Technically, the decision turned not on an abstract notion of when warnings had to be given, but on a more real-world question: when is a suspect to be considered to be “in custody” in a police encounter? Under Miranda and sequel decisions, rights warnings do not have to be given unless a suspect is “in custody,” and that turns on whether the individual has actually been formally arrested, or is put in a position where he or she does not feel free to get up and leave. The Court concluded that, in deciding whether a youth was “in custody,” officers had to consider age — if it was known or apparent at the time. (Incidentally, given the Court’s closely confined focus on the special attributes of children — “children cannot be viewed simply as miniature adults” — police do not need to consider the age of an old person who might seem vulnerable, although some surely do.)
Justice Sonia Sotomayor wrote the majority opinion, joined by Justices Stephen G. Breyer, Ruth Bader Ginsburg, Anthony M. Kennedy, and Elena Kagan. Justice Samuel A. Alito, Jr., wrote the dissent, joined by Chief Justice John G. Roberts, Jr., and Justices Antonin Scalia and Clarence Thomas. That was a customary lineup of the more liberal Justices on one side and the more conservative ones on the other, with centrist Kennedy casting the deciding vote — this time, with the liberals.
The Sotomayor opinion sought to counter the foreboding of the Alito dissent, insisting that the Court was not inviting police to look at any personal characteristic of “meekness” or insecurity other than young age, that it was not saying that a child’s age would be the decisive factor in every case where giving or not giving warnings was at issue, that it would not be a difficult thing for police to figure out that the suspect they are about to question is a child, and that the bottom line of the ruling was simply that young age could not be totally left out of the custody calculus.
“Common sense” and “community experience,” Sotomayor wrote, make it possible for adults to understand objectively what is to be expected of children in a variety of different situations, and so it is also possible to do so with “children subjected to police questioning.”
Taking the actual case before it as an example (a 13-year-old, questioned by a officer in uniform behind a closed door at school, with the principal on hand telling the boy to do the right thing), the Court majority said it would not make any sense to leave completely out of account the boy’s young age. If his youth were simply not considered at all, “how would a reasonable person understand his situation…? To describe such an inquiry is to demonstrate its absurdity,” the majority said.

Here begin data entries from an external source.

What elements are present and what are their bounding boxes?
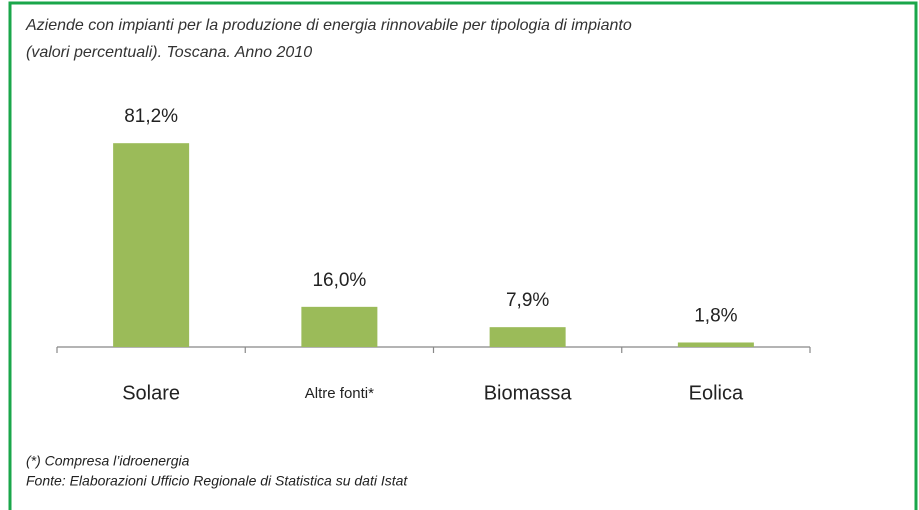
bar [113,143,190,347]
chart-subtitle: (valori percentuali). Toscana. Anno 2010 [26,44,312,61]
x-tick-label: Solare [122,382,180,404]
bar [677,342,754,347]
chart-title: Aziende con impianti per la produzione d… [25,17,632,34]
x-tick-label: Eolica [689,382,744,404]
value-label: 16,0% [312,270,366,291]
value-label: 7,9% [506,290,549,311]
bar [489,327,566,347]
footnote: (*) Compresa l’idroenergia [26,453,190,469]
frame [8,1,918,510]
source-note: Fonte: Elaborazioni Ufficio Regionale di… [26,473,408,489]
value-label: 1,8% [694,305,737,326]
x-tick-label: Biomassa [484,382,573,404]
bar [301,306,378,347]
x-tick-label: Altre fonti* [305,385,374,402]
value-label: 81,2% [124,106,178,127]
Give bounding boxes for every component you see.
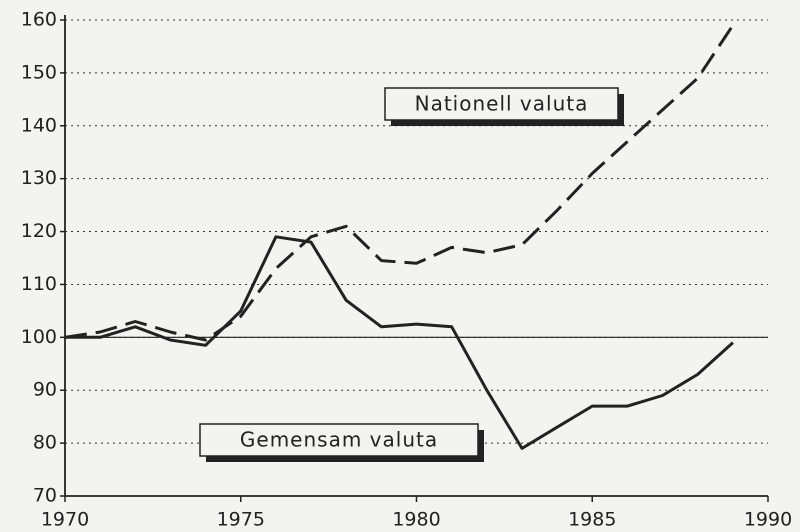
y-tick-label: 110 xyxy=(21,273,57,295)
series-line xyxy=(64,24,735,342)
x-tick-label: 1990 xyxy=(744,509,792,531)
x-tick-label: 1970 xyxy=(41,509,89,531)
x-tick-label: 1980 xyxy=(392,509,440,531)
series-line xyxy=(65,235,734,450)
y-tick-label: 90 xyxy=(33,379,57,401)
y-tick-label: 160 xyxy=(21,9,57,31)
y-tick-label: 100 xyxy=(21,326,57,348)
y-tick-label: 120 xyxy=(21,220,57,242)
label-box xyxy=(384,87,619,121)
y-tick-label: 80 xyxy=(33,432,57,454)
label-box xyxy=(199,423,479,457)
x-tick-label: 1975 xyxy=(217,509,265,531)
x-tick-label: 1985 xyxy=(568,509,616,531)
series-label: Gemensam valuta xyxy=(240,428,438,452)
series-label: Nationell valuta xyxy=(415,92,589,116)
y-tick-label: 70 xyxy=(33,485,57,507)
y-tick-label: 150 xyxy=(21,61,57,83)
y-tick-label: 140 xyxy=(21,114,57,136)
y-tick-label: 130 xyxy=(21,167,57,189)
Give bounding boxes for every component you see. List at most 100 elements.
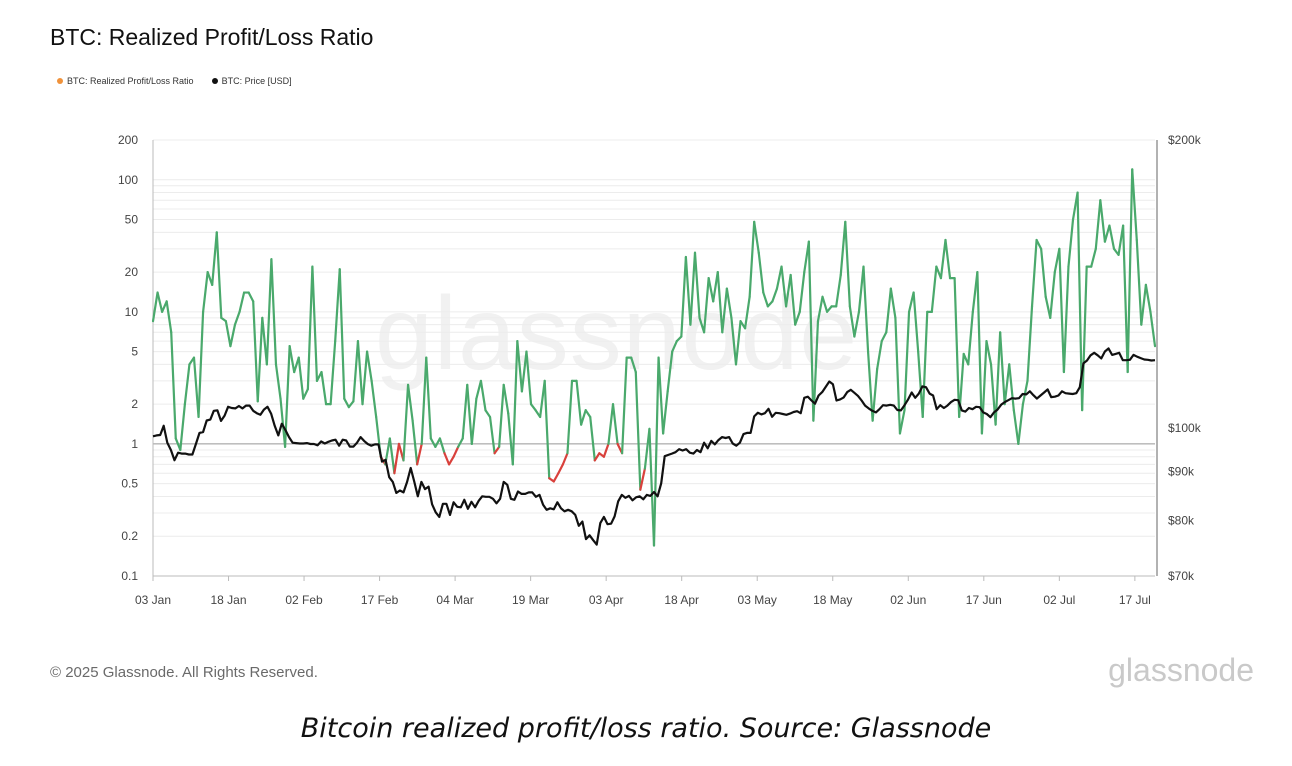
x-tick-label: 03 Jan: [135, 593, 171, 607]
ratio-segment: [1026, 305, 1034, 383]
ratio-segment: [338, 268, 346, 400]
x-tick-label: 17 Feb: [361, 593, 399, 607]
ratio-segment: [1035, 238, 1043, 250]
left-tick-label: 0.5: [121, 477, 138, 491]
ratio-segment: [1144, 283, 1152, 313]
ratio-segment: [447, 455, 455, 466]
ratio-segment: [903, 310, 911, 412]
ratio-segment: [297, 356, 305, 400]
ratio-segment: [835, 273, 842, 308]
legend-dot-icon: [211, 78, 218, 84]
ratio-segment: [557, 463, 565, 475]
right-tick-label: $70k: [1168, 569, 1195, 583]
ratio-segment: [429, 437, 437, 448]
ratio-segment: [356, 340, 364, 406]
ratio-segment: [192, 356, 200, 419]
ratio-segment: [197, 310, 205, 419]
ratio-segment: [170, 331, 177, 440]
legend-item-ratio[interactable]: BTC: Realized Profit/Loss Ratio: [57, 76, 194, 86]
ratio-segment: [502, 383, 510, 415]
ratio-segment: [416, 442, 423, 466]
ratio-segment: [425, 356, 432, 440]
ratio-segment: [1081, 265, 1088, 412]
ratio-segment: [712, 270, 719, 303]
ratio-segment: [894, 316, 902, 435]
ratio-segment: [1140, 283, 1147, 326]
ratio-segment: [393, 442, 401, 475]
ratio-segment: [202, 270, 209, 313]
ratio-segment: [1058, 247, 1066, 374]
ratio-segment: [484, 409, 492, 419]
ratio-segment: [151, 291, 159, 323]
ratio-segment: [1062, 265, 1070, 374]
ratio-segment: [730, 316, 738, 366]
ratio-segment: [274, 363, 282, 400]
left-tick-label: 2: [131, 397, 138, 411]
ratio-segment: [1099, 199, 1107, 243]
ratio-segment: [611, 403, 619, 446]
ratio-segment: [844, 220, 851, 308]
ratio-segment: [602, 442, 610, 458]
right-axis-ticks: $200k $100k $90k $80k $70k: [1168, 133, 1202, 583]
ratio-segment: [853, 310, 861, 338]
ratio-segment: [980, 340, 988, 435]
ratio-segment: [511, 340, 519, 466]
ratio-segment: [725, 287, 733, 319]
ratio-segment: [352, 340, 360, 403]
ratio-segment: [156, 291, 164, 313]
ratio-segment: [898, 409, 906, 435]
ratio-segment: [457, 437, 464, 448]
ratio-segment: [252, 300, 259, 403]
ratio-segment: [452, 445, 460, 458]
ratio-segment: [666, 350, 674, 393]
ratio-segment: [593, 452, 601, 462]
left-tick-label: 0.1: [121, 569, 138, 583]
ratio-segment: [215, 231, 223, 319]
ratio-segment: [680, 255, 687, 338]
left-axis-ticks: 200 100 50 20 10 5 2 1 0.5 0.2 0.1: [118, 133, 138, 583]
ratio-series: [151, 168, 1157, 547]
ratio-segment: [930, 265, 938, 313]
ratio-segment: [775, 265, 783, 290]
ratio-segment: [807, 240, 815, 422]
ratio-segment: [580, 409, 587, 426]
axes: [152, 140, 1158, 577]
left-tick-label: 200: [118, 133, 138, 147]
ratio-segment: [812, 320, 820, 422]
ratio-segment: [461, 383, 469, 440]
ratio-segment: [247, 291, 255, 303]
ratio-segment: [589, 415, 596, 462]
ratio-segment: [630, 356, 637, 374]
left-tick-label: 50: [125, 213, 139, 227]
ratio-segment: [516, 340, 524, 393]
price-series: [152, 347, 1156, 546]
ratio-segment: [434, 437, 442, 448]
ratio-segment: [771, 287, 779, 303]
left-tick-label: 0.2: [121, 529, 138, 543]
x-axis-ticks: 03 Jan 18 Jan 02 Feb 17 Feb 04 Mar 19 Mar 03 A…: [135, 576, 1151, 607]
x-tick-label: 04 Mar: [436, 593, 473, 607]
ratio-segment: [784, 273, 792, 308]
ratio-segment: [794, 310, 801, 326]
ratio-segment: [762, 291, 769, 308]
ratio-segment: [671, 340, 678, 353]
x-tick-label: 18 May: [813, 593, 852, 607]
legend: BTC: Realized Profit/Loss Ratio BTC: Pri…: [57, 76, 292, 86]
ratio-segment: [967, 310, 974, 366]
ratio-segment: [716, 270, 724, 334]
ratio-segment: [939, 238, 947, 280]
ratio-segment: [821, 295, 829, 313]
ratio-segment: [311, 265, 319, 383]
ratio-segment: [1017, 403, 1025, 446]
legend-item-price[interactable]: BTC: Price [USD]: [211, 76, 292, 86]
chart-title: BTC: Realized Profit/Loss Ratio: [50, 24, 374, 50]
ratio-segment: [329, 340, 337, 406]
legend-label: BTC: Realized Profit/Loss Ratio: [67, 76, 194, 86]
x-tick-label: 17 Jul: [1119, 593, 1151, 607]
ratio-segment: [721, 287, 728, 334]
right-tick-label: $80k: [1168, 514, 1195, 528]
ratio-segment: [621, 356, 628, 455]
ratio-segment: [1044, 295, 1052, 319]
ratio-segment: [1103, 224, 1111, 243]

The Court, in the end, did not decide whether the Chapel Hill, N.C., youth involved — identified in papers only as “J.D.B.” — actually was in custody during the meeting with police and others at his public school in September 2005. The decision ordered the case sent back to state courts to decide whether, in view of all of the circumstances at the age — including his age then — he would have felt free to get up and walk out of the room.
After the interview, J.D.B. was charged with two counts of breaking and entering and two counts of larceny, all involving entry and theft of household or personal items from homes in the boy’s neighborhood. He confessed, soon after the questioning officer had threatened him with detention in a juvenile facility. At his trial, his lawyers sought to have his confession barred from evidence, on the theory that he had not been given Miranda warnings. That challenge was rejected in state courts, up to and including the state Supreme Court, which said that his youth was not to be considered as a factor on whether he was entitled to such warnings as a person “in custody.” The boy was ruled formally to be a delinquent.
Although he is now an adult, he could benefit from a ruling that his confession had to be excluded because he gave it without being told about his rights.